Police guidelines which allow forces to retain the fingerprints and DNA samples of innocent people are unlawful, a panel of leading British judges ruled today.
The ruling was made by the Supreme Court in London nearly three years after the European Court of Human Rights reached a similar conclusion.
Judges said Government plans for changes to the law were already in the pipeline.
The 1984 Police and Criminal Evidence Act required the destruction of samples and fingerprints 'taken from a person in connection with the investigation of an offence if he was cleared', said judges.
But the law changed in 2001 and gave police the discretion to retain samples 'after they have fulfilled the purposes for which they were taken'.
The Association of Chief Police Officers (ACPO) had gone on to issue guidelines saying 'data should be destroyed only in exceptional cases', said judges.

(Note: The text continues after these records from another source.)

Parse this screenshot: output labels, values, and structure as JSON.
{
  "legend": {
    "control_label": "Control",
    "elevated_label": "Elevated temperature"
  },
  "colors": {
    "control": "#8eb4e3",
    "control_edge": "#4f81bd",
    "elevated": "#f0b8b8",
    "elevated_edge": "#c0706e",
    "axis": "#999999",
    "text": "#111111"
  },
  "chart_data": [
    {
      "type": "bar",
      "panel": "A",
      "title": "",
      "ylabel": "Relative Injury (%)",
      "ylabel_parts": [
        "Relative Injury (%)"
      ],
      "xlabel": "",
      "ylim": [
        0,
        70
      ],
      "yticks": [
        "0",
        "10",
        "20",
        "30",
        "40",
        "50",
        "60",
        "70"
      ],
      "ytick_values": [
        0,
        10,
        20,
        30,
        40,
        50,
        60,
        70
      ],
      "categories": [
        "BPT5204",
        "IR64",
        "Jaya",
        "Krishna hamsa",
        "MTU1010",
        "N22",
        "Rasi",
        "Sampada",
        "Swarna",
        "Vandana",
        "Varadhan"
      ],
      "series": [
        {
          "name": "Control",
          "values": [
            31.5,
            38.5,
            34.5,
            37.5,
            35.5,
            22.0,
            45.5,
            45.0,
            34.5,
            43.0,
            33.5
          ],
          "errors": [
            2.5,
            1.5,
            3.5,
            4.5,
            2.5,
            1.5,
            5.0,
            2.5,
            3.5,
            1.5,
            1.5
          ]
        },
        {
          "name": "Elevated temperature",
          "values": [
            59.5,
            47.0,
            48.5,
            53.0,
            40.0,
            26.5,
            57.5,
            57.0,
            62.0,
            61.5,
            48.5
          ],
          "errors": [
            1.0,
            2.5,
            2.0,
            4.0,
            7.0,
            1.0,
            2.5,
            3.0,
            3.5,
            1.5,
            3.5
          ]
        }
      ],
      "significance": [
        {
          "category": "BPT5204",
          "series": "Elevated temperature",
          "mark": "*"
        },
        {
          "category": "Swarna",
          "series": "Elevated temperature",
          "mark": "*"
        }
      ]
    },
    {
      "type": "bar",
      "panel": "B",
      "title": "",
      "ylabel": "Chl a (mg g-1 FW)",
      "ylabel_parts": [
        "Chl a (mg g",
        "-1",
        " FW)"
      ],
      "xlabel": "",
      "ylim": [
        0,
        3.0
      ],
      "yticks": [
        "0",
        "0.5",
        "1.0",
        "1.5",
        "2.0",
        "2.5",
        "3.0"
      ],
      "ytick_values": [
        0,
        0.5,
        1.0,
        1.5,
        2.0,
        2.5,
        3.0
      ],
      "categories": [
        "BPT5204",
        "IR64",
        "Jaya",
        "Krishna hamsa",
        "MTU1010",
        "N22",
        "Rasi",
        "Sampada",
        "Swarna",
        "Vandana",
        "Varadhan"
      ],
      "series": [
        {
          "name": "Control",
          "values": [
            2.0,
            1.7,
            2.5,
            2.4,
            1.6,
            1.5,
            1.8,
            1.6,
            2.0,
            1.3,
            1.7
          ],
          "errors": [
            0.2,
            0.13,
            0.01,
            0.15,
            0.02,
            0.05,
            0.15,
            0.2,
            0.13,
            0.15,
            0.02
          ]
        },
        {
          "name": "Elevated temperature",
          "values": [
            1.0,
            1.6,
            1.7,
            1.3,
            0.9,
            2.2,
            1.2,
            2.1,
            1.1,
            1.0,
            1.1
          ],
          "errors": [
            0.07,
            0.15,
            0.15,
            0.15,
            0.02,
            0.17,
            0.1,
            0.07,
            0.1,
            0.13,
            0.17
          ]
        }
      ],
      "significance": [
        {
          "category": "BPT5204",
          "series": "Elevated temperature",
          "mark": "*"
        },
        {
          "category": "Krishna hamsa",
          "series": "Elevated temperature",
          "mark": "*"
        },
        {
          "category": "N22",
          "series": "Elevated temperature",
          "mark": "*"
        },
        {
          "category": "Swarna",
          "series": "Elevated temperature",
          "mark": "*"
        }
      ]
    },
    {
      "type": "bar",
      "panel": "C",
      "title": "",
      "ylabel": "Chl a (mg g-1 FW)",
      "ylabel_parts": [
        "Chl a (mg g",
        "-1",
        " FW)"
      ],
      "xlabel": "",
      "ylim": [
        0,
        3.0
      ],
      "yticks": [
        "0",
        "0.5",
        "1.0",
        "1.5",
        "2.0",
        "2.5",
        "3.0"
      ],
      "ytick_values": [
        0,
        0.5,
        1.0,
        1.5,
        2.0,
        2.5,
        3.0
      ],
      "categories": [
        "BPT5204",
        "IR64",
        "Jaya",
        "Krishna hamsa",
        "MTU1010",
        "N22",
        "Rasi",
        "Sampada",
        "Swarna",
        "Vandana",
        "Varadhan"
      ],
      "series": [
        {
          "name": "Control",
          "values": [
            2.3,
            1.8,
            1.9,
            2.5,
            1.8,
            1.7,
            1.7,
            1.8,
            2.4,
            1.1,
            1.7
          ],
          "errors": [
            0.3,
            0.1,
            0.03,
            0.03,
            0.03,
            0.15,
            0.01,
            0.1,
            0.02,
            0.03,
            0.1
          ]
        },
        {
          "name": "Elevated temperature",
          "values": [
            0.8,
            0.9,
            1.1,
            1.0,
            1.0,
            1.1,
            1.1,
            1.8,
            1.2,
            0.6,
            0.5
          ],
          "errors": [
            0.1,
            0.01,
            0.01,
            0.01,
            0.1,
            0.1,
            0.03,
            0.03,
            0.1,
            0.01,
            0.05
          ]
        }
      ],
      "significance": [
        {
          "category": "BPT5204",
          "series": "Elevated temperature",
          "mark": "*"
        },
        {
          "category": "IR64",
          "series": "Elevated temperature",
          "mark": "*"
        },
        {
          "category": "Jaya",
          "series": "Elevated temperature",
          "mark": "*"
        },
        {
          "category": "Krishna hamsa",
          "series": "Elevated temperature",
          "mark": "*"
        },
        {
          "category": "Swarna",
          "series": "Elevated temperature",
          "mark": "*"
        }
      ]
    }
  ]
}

A panel of seven Supreme Court justices today concluded, by a five to two majority, that those ACPO guidelines were unlawful because they did not comply with European human rights legislation on rights to privacy.
The Supreme Court - the highest court in England - made the ruling in allowing appeals by two men who said police in London had unfairly retained their fingerprints and DNA samples.
Judges at the European Court of Human Rights made a similar ruling in December 2008 after allowing appeals by two men from Sheffield, who also said South Yorkshire Police had unfairly retained DNA samples.
European judges were asked to rule on the Sheffield cases after judges at the House of Lords - then England’s highest court - rejected appeals, saying retention of DNA samples did not breach European human rights privacy laws.
Judges today said the ACPO guidelines did not cover forces in Scotland, where samples could be kept only for a limited period and for certain crimes.
They said ministers were looking to create new laws to bring England and Wales into line with Scotland.
'Whether and in what circumstances the police should be able to keep the DNA samples and profiles, fingerprints and photographs of people who have been arrested but not convicted is a deeply controversial question,' said one Supreme Court Justice, Lady Hale, in today's judgment.
'The Government is promoting the Protection of Freedoms Bill, which will adopt in England and Wales the present system in Scotland. This allows retention only for a limited period and in respect of certain crimes.
'It reflects a strong popular sentiment that the police should not be keeping such sensitive material relating to 'innocent' people, even if they are allowed to use it 'for purposes related to the prevention or detention of crime, the investigation of an offence, the conduct of a prosecution'.'
She added: 'If the popular press is any guide to public opinion, the (2008) decision of the European Court of Human Rights ... is one which captures the public mood in Britain much more successfully than many of its other decisions.'
Judges said opponents of police being allowed to keep the fingerprints and DNA of innocent people argued that:
'Agencies of the state' could not be trusted to use such information 'only for permitted purposes'.
The premise that people who had been arrested were more likely to offend in future was 'unsustainable'.
Black and ethnic minority men were more likely to be arrested and therefore more likely to have data unfairly kept.
The 'stigma' suffered by someone whose records were kept - plus wider concerns about potential misuse - outweighed any benefits in the detection and prosecution of crime.
Judges said police and supporters of data retention argued that:
'Agencies of the state' would not misuse information for 'sinister' purposes.
Police would not solve some serious crimes because destruction of records would prevent investigators getting 'hits' on databases.
Any 'stigma' felt was irrational.
The two men at the centre of today's appeals were not identified - for legal reasons - in the Supreme Court judgment.
Judges said one was arrested in 2007 on suspicion of assaulting his girlfriend but never charged. The other was arrested in 2009 on suspicion or rape, harassment and fraud.
He was acquitted of rape after prosecutors offered no evidence and was never charged with harassment or fraud.
In the Sheffield cases, judges said Michael Marper, who was 45 in 2008, had been arrested in 2001 and charged with harassment before the prosecution was dropped and a 19-year-old man, who could not be named, had been charged with attempted robbery in 2001, when he was 12, but later cleared.